As the fast-spreading coronavirus changes daily life and affects every industry sector, businesses are finding new ways to stay afloat and keep customers fed and entertained.
With the closure of nearly all casinos nationwide, the online gambling trade group iDevelopment & Economic Association (iDEA) is asking states to free up restrictions so casinos can replace some revenue lost from shutting doors — and help refill state tax coffers, The Wall Street Journal reported. Digital casino gambling is allowed in six states; the 14 states with pending legislation have postponed legislative sessions. The industry group asked governors to consider using emergency powers to green-light online casinos. John Pappas, a lobbyist for iDEA, said online casinos won’t be a cure-all, but “in the face of closures like this, it underscores the need for the industry to also have an eCommerce platform.”
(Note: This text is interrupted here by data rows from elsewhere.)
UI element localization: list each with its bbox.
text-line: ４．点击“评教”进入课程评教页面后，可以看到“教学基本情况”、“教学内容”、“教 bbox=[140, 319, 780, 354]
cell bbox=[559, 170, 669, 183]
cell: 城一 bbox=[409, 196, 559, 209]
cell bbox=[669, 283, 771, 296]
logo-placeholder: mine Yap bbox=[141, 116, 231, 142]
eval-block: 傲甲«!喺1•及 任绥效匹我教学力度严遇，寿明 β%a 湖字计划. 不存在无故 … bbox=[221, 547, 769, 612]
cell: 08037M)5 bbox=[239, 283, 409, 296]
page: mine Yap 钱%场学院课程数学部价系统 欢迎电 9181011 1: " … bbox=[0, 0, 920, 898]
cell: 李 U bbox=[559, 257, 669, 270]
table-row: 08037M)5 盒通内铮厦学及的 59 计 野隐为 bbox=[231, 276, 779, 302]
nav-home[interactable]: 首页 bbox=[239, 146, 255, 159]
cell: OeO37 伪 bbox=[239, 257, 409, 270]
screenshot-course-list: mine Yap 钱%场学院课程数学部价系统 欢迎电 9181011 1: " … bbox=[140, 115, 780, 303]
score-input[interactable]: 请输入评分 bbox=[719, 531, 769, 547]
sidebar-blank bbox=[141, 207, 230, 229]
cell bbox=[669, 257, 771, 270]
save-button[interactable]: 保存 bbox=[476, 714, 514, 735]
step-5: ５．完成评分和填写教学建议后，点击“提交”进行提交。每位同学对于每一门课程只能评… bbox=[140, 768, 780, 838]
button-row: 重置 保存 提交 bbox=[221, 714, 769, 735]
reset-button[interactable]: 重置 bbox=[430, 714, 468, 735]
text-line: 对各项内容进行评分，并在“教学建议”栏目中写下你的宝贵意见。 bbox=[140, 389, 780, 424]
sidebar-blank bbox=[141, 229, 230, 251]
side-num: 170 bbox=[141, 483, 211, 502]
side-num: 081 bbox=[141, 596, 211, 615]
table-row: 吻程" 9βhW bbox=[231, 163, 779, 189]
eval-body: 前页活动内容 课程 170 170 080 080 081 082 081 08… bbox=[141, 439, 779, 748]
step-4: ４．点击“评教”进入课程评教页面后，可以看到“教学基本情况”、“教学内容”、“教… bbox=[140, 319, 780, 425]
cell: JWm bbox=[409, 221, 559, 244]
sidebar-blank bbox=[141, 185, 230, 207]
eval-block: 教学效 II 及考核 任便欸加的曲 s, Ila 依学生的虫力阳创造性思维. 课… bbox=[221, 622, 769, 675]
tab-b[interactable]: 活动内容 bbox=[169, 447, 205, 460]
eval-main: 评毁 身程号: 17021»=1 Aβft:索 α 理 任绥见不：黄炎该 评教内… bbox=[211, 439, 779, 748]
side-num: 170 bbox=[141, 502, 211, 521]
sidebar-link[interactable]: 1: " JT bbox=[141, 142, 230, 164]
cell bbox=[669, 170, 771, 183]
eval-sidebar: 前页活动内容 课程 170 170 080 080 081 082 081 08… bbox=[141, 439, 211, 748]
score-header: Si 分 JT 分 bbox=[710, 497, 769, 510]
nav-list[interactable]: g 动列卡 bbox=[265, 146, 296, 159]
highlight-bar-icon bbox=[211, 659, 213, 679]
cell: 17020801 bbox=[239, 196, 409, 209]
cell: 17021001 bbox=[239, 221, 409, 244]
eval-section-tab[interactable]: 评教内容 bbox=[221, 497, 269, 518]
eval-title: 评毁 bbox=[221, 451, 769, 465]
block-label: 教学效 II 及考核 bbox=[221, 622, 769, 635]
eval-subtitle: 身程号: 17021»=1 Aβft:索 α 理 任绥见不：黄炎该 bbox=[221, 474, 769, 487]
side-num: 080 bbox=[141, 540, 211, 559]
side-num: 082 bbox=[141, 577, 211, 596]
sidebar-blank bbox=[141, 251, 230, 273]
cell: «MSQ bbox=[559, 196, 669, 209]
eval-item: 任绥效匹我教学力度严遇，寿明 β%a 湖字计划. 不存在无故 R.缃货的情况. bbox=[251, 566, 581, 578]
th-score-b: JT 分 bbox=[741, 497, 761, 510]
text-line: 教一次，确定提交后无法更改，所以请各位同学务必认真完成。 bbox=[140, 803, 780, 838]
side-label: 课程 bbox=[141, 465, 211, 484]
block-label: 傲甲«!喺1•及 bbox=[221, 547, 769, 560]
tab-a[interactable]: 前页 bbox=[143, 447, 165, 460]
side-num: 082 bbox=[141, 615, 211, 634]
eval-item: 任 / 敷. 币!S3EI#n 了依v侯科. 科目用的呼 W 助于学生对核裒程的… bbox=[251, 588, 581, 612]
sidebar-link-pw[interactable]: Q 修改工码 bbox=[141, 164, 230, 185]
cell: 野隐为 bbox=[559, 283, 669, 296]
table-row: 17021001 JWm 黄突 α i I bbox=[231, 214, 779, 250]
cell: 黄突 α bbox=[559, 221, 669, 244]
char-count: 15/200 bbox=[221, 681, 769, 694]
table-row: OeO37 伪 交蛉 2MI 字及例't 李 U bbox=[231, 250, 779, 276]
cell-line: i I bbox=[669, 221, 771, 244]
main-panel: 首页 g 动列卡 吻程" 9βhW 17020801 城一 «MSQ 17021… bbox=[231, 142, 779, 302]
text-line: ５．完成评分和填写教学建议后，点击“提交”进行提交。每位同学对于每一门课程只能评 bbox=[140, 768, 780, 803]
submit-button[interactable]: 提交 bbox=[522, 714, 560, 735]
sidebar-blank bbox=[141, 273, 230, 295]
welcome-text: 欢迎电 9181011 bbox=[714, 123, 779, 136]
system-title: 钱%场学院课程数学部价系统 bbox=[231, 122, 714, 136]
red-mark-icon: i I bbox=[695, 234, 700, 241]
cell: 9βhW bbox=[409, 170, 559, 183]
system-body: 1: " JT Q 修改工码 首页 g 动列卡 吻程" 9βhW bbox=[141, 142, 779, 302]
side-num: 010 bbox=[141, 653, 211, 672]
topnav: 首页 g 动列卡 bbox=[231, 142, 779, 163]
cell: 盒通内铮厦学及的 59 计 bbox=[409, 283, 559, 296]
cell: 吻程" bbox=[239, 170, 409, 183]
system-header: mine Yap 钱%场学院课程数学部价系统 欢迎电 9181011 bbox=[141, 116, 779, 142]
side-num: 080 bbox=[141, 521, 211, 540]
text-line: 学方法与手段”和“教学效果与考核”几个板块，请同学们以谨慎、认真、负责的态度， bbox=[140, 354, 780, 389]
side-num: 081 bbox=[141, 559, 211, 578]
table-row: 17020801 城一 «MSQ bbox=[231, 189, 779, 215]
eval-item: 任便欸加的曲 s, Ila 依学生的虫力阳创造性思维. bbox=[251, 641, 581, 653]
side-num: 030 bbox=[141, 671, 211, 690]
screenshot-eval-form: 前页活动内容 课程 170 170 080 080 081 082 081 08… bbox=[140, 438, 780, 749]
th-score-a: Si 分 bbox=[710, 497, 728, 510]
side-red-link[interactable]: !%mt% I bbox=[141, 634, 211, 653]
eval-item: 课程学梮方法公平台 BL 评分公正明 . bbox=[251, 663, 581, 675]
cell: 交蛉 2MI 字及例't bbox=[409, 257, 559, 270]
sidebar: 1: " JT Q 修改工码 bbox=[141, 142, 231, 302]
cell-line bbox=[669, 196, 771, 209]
Meanwhile, retailers have been advertising price cuts, steep discounts and free shipping in an effort to stimulate eCommerce sales, according to Reuters. Most merchants across the country have been forced to close physical stores in the wake of the coronavirus and are anxious to make more online sales. People still need to eat, but many can’t or don’t want to go into supermarkets, and with less drivers — and stock — due to the pandemic and early hoarding, deliveries are taking longer.
In other news, Kraft Heinz said it has stepped up production of necessities and has been in discussions with Amazon and Walmart every day to get food to people’s homes faster, Reuters reported. “Amazon and Walmart and the others have faced a huge increase in demand,” Kraft Heinz CEO Miguel Patricio said. “I think the bottle-neck is being able to deliver to people’s homes, not production.”
On another note, the New York City restaurant industry is taking a big hit as take-out and delivery replace seating and bars, leading to mass layoffs of servers, bartenders and related personnel, according to a CNBC report. Some restaurants have closed altogether for the foreseeable future after takeout and delivery didn’t bring in enough revenue to cover daily overhead. Others didn’t bother offering take-out or delivery since revenue mostly came from live music and drinks. “You can’t deliver live jazz or handcrafted cocktails,” said Andrew Castelli, owner of Penny Jo’s and Uptown Bourbon.
Meanwhile, as more people hunker down in their living rooms for work, the demand for home office equipment has escalated, prompting Best Buy to move to curbside pickup only at all of its stores, according to CNBC. Online orders will still be shipped directly to customers’ homes, but there will be no in-home installations or repairs. “As we meet the demand for these necessities, we are adjusting how we operate in many ways to improve safety,” said Best Buy CEO Corie Barry.
In other news, Amazon is upping overtime pay for its warehouse workforce through May 9 as the world’s biggest eCommerce firm struggles to meet growing customer demands due to the coronavirus, according to The Verge. After 40 hours of work, employees will receive double time instead of the usual time-and-a-half. The move follows a letter sent to Amazon CEO Jeff Bezos from four senators — Cory Booker and Robert Menendez of New Jersey, Sherrod Brown of Ohio and U.S. presidential hopeful Bernie Sanders of Vermont — citing concerns about Amazon’s employees during this crisis. “My own time and thinking is now wholly focused on COVID-19 and on how Amazon can best play its role,” Bezos said on the company’s website.
As of Sunday (March 22), confirmed coronavirus cases worldwide hit nearly 336,000 with more than 14,600 reported deaths. In the U.S., there are more than 33,200 confirmed cases and more than 400 deaths.